The ether habit is sometimes encountered, the devotee inhaling frequently through the nostrils or swallowing the diluted drug.

Therapeutics of ether when not employed as a general anesthetic. Externally and Locally. - It is used to cleanse the skin preparatory to operations, small or large. It has been employed for peritoneal lavage in tuberculous and purulent peritonitis. (It does not irritate the peritoneum.)

Internally

It is employed in the form of Hoffmann's anodyne. Though the taste is rank and unpleasant, this is one of our most powerful carminatives. On account of the volatility, eructations may keep bringing this taste back into the mouth.

The therapeutic uses of Hoffmann's anodyne are:

1. As carminative and reflex stimulant - in flatulence, and especially in faintness or fainting following distention of the stomach.
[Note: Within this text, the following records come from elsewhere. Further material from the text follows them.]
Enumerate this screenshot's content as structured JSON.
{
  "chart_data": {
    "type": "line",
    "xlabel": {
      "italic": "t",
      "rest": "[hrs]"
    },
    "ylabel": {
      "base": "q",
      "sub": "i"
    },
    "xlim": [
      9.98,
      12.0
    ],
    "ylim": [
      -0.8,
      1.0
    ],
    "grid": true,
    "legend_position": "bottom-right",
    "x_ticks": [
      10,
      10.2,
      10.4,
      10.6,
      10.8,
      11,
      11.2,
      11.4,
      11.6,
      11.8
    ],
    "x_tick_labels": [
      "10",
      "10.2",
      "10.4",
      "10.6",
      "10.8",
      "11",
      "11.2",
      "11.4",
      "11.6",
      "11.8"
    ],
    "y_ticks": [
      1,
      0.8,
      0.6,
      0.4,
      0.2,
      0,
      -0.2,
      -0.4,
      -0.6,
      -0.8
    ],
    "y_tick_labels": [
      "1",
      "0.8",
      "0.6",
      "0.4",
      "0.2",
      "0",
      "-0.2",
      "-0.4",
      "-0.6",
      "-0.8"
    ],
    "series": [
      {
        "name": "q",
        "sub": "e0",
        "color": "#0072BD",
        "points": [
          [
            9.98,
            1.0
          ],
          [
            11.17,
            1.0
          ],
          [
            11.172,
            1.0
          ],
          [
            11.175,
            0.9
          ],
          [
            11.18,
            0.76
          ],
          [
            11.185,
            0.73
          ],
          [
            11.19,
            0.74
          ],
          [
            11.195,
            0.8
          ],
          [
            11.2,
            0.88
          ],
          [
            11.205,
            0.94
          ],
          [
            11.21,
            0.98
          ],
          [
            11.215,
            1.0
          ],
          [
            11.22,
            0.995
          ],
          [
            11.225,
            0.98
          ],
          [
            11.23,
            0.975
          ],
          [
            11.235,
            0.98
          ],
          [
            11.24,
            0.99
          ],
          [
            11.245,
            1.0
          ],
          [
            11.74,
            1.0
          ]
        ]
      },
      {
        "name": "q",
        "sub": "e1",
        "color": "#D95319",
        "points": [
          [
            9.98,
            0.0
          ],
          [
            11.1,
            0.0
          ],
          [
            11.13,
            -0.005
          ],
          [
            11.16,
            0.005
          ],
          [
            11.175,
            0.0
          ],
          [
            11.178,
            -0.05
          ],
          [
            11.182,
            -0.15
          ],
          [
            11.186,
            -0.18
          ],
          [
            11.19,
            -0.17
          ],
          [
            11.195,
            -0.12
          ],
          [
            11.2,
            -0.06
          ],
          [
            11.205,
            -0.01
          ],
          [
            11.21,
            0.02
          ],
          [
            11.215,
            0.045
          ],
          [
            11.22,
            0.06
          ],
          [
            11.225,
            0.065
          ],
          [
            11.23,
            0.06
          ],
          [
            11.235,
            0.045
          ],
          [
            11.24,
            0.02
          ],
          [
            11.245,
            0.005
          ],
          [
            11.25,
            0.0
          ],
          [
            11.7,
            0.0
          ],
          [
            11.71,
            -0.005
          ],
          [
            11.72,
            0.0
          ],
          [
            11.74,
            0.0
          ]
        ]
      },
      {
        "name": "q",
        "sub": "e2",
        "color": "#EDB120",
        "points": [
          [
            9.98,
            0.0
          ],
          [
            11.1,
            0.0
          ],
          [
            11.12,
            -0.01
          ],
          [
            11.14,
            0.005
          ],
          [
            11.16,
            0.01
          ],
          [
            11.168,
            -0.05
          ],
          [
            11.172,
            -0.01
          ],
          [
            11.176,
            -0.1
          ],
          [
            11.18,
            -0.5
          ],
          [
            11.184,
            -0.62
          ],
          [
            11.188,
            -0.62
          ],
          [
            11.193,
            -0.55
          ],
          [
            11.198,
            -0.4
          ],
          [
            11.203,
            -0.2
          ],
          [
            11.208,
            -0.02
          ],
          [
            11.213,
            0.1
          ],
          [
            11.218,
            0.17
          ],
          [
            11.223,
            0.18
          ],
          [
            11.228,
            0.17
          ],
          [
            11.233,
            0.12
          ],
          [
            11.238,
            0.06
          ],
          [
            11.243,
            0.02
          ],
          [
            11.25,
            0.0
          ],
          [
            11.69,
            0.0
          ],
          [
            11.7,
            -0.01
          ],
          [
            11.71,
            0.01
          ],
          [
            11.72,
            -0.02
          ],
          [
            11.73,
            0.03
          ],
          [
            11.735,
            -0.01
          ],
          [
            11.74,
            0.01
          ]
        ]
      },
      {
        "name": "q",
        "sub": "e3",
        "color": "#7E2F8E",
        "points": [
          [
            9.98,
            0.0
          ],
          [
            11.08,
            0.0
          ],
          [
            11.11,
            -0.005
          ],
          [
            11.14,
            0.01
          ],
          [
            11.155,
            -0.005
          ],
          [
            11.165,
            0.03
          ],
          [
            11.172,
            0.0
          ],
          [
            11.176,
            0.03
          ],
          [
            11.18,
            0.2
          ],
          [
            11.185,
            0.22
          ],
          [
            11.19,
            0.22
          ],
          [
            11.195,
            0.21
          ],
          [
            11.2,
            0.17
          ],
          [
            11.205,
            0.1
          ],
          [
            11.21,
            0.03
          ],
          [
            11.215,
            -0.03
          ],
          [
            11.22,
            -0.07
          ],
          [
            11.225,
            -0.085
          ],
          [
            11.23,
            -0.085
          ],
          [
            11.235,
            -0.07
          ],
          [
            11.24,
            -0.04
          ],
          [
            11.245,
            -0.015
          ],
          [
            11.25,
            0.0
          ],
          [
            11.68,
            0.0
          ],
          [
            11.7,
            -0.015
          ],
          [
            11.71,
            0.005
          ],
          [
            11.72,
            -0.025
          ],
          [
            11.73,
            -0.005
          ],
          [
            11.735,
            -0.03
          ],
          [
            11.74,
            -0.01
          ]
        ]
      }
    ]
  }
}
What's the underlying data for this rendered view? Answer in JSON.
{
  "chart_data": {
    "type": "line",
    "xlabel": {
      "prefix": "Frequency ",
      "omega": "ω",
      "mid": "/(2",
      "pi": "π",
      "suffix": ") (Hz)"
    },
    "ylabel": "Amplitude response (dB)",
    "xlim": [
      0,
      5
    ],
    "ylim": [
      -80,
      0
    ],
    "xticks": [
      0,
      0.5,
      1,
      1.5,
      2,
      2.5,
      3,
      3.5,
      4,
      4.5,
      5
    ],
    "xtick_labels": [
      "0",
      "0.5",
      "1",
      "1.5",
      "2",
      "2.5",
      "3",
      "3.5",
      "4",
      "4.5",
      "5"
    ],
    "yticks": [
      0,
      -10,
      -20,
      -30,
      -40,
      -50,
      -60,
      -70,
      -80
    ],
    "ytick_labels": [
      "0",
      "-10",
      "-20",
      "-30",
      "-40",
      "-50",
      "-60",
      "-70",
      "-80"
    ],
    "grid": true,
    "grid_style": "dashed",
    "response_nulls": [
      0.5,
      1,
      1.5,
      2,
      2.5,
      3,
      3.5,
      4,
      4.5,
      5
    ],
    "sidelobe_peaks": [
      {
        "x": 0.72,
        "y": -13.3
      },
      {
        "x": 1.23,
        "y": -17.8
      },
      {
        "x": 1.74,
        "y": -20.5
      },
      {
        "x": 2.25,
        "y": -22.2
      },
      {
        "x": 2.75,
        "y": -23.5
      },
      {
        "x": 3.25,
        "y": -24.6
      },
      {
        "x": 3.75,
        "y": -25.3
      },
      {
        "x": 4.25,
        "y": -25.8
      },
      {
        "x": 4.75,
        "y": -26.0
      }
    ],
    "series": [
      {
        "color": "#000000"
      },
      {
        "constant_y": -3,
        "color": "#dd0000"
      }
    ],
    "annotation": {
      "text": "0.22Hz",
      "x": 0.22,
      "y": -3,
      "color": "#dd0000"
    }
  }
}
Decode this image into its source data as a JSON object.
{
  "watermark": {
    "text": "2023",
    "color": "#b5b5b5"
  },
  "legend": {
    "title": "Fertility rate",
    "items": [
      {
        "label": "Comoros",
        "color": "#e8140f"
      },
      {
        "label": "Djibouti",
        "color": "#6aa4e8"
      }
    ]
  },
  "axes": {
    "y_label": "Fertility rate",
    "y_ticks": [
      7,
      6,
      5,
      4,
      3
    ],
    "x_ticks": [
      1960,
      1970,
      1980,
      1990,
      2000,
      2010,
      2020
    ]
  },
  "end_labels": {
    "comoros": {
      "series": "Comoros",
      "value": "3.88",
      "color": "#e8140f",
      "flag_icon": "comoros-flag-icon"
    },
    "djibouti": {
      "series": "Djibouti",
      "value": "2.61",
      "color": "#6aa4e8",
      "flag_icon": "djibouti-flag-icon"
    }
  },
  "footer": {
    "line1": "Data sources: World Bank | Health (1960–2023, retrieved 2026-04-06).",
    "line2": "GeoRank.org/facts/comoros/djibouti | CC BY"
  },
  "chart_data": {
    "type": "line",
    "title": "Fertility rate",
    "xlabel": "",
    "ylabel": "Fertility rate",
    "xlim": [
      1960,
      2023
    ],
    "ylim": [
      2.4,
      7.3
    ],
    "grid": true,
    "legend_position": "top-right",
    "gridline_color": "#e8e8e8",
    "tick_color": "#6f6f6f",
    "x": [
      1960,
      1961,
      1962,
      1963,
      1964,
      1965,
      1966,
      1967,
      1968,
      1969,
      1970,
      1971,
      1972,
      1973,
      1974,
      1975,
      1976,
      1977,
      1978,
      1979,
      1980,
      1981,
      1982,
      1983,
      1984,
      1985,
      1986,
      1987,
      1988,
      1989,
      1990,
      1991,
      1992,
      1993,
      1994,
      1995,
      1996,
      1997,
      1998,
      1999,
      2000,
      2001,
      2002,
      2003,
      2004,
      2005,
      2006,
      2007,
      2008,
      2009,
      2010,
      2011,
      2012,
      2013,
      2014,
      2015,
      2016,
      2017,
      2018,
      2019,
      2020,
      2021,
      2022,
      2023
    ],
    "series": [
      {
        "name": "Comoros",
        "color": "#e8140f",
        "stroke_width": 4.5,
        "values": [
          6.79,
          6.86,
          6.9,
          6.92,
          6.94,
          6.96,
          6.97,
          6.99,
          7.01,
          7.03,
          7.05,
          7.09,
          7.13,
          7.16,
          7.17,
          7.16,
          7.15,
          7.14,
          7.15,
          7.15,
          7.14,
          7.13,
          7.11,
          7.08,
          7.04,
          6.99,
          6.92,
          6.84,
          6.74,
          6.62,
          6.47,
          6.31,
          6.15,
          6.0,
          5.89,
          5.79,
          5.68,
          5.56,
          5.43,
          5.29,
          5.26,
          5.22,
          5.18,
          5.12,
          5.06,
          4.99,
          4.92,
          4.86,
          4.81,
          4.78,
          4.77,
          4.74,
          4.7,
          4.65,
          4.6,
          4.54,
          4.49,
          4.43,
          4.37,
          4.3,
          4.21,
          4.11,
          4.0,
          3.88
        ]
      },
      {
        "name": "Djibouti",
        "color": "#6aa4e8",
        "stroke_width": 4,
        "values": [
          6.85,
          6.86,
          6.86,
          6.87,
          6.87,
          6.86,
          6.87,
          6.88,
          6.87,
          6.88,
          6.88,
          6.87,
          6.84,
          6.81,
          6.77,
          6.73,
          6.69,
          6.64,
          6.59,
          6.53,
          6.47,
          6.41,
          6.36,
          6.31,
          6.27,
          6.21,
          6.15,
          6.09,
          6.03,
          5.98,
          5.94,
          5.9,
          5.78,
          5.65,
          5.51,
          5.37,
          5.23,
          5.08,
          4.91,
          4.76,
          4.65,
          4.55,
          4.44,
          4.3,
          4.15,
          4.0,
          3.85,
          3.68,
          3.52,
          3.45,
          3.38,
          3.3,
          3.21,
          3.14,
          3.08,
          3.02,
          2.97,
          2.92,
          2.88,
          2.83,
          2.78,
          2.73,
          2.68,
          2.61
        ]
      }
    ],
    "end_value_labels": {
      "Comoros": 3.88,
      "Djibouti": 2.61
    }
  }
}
2. To relieve angina pectoris and allied cardiac disturbances. It acts by relieving stomach distention and by its reflex effect upon the circulation.

3. To relieve dyspnea (bronchial, cardiac, or that due to a much-distended stomach).

4. To relieve spasm - as in intestinal colic, spasmodic asthma, and hiccup.

5. To allay hysteria and states of nervous instability. Because of the bad taste and eructations it is sometimes mixed with ichthyol and the tinctures of valerian and asafetida to form the "bum mixture," a preparation which is given to hospital bums when they come in on various pretexts of illness merely to get a bed and meals. The repeated gas eructations caused by the ether keep the taste of this mixture in the mouth, and the result is the willing departure of the patient from the hospital.

Fig. 38.

Fig. 38. - Chloroform, 10 breaths, (b) diminished the contractility of both auricle and ventricle, and caused a fall in blood-pressure from 76 to 56 mm. Caffeine, 5 mg. per kilo, (a) resulted in increased contractility of auricle and ventricle (down-stroke), and a rise in blood-pressure from 68 to 82 mm. The effect was somewhat lasting. (Tracing made by Dr. C. C. Lieb.)